Maybe I was f*cked up, a little crazy, whatever, but I couldn’t seem to stop this laundry man from getting in my head. In the kitchen, stirring tea, I wondered if he drank tea. I’d watch TV; men would be saving damsels in distress and I’d visualize his thick-threaded-strong-arms pulling me against his strappingly giant body, and he’d save me from my own demise.

What in the hell was I doing?

I was like a little f*cking puppy dog willing to piss herself in excitement over the idea of this stranger looking in my direction. I haven’t even talked to the man for Christ’s sake. And yet, I found myself asking what’s he doing right now? Does he think about me? How will he react when he finds out I f*ck for money?

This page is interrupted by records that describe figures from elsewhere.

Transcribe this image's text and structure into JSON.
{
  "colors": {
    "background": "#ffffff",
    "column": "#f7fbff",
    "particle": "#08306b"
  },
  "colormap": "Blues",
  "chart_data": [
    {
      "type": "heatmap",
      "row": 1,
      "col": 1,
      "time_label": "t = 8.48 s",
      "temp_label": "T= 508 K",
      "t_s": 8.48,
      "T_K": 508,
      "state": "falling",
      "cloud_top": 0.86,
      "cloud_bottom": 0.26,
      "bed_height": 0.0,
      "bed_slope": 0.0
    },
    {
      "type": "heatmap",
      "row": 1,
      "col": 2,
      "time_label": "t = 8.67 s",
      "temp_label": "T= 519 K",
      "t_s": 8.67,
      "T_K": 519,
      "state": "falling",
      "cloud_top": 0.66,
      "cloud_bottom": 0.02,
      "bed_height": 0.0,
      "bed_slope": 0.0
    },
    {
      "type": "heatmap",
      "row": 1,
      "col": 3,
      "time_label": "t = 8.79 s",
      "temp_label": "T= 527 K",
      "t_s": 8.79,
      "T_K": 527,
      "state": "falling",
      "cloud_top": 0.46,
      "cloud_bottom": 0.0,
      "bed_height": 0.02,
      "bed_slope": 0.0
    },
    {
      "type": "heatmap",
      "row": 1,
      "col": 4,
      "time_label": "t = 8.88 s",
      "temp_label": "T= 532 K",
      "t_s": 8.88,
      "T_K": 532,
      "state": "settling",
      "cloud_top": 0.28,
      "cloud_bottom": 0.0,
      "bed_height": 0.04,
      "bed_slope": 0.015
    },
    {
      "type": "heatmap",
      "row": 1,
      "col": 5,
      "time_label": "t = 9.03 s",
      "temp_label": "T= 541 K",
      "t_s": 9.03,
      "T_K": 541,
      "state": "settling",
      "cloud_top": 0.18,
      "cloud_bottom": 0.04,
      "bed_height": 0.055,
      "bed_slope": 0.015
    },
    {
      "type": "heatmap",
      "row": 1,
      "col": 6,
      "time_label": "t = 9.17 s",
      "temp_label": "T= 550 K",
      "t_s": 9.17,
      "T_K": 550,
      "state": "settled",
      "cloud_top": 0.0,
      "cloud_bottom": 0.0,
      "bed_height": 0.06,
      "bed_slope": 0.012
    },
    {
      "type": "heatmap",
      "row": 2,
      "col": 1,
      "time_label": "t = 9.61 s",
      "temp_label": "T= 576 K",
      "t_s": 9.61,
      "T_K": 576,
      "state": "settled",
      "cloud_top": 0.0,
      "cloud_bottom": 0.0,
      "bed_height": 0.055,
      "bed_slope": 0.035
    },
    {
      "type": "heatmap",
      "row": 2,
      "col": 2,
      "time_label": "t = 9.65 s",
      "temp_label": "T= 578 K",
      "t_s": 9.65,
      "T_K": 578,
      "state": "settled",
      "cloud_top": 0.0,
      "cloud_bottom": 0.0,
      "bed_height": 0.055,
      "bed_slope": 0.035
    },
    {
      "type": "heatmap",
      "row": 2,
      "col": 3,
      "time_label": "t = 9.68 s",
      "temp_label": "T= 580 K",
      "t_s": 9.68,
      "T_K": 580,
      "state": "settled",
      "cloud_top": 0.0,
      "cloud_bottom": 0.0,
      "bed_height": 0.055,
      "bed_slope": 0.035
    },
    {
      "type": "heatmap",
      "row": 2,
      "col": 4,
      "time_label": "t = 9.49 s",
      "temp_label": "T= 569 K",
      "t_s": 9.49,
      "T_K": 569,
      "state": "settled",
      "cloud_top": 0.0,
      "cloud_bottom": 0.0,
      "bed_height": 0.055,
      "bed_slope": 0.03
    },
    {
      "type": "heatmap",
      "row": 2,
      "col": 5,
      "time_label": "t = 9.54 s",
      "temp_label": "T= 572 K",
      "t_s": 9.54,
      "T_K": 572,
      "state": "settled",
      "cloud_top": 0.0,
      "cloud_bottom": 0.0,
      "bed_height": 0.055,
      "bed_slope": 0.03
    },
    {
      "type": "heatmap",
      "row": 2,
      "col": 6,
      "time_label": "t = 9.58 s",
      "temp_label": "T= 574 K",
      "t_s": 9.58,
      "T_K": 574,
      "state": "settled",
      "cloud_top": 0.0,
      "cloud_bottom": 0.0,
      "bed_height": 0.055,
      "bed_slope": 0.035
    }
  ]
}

Physically, I existed as nothing more than an instrument that men used to get off. I could count on one hand the very few tricks that wanted to see me come, most would shoot their wad, yank off their rubber and pull up their pants without giving me more than a careless glance. Some tricks were so wrapped up in the guilt of cheating on their wives or girlfriends, they’d act as if I had held a gun to their head and made them f*ck me. Guilt was such a shitty emotion, nothing good ever came of it and it always ended up in a bad way. The trick would either cry like a baby, pleading to me that this was his first time ever cheating or paying for sex, or his hands would speak for his mouth.

Either way, I started to discover what made it bearable for me besides a joint or alcohol. It was when I saw the glimmer of recklessness in their eyes as I made them come. The shiver that trickled down my spine every time I got them to surrender to me. Sometimes, that was worth more than any amount of money they’d give me. Sometimes.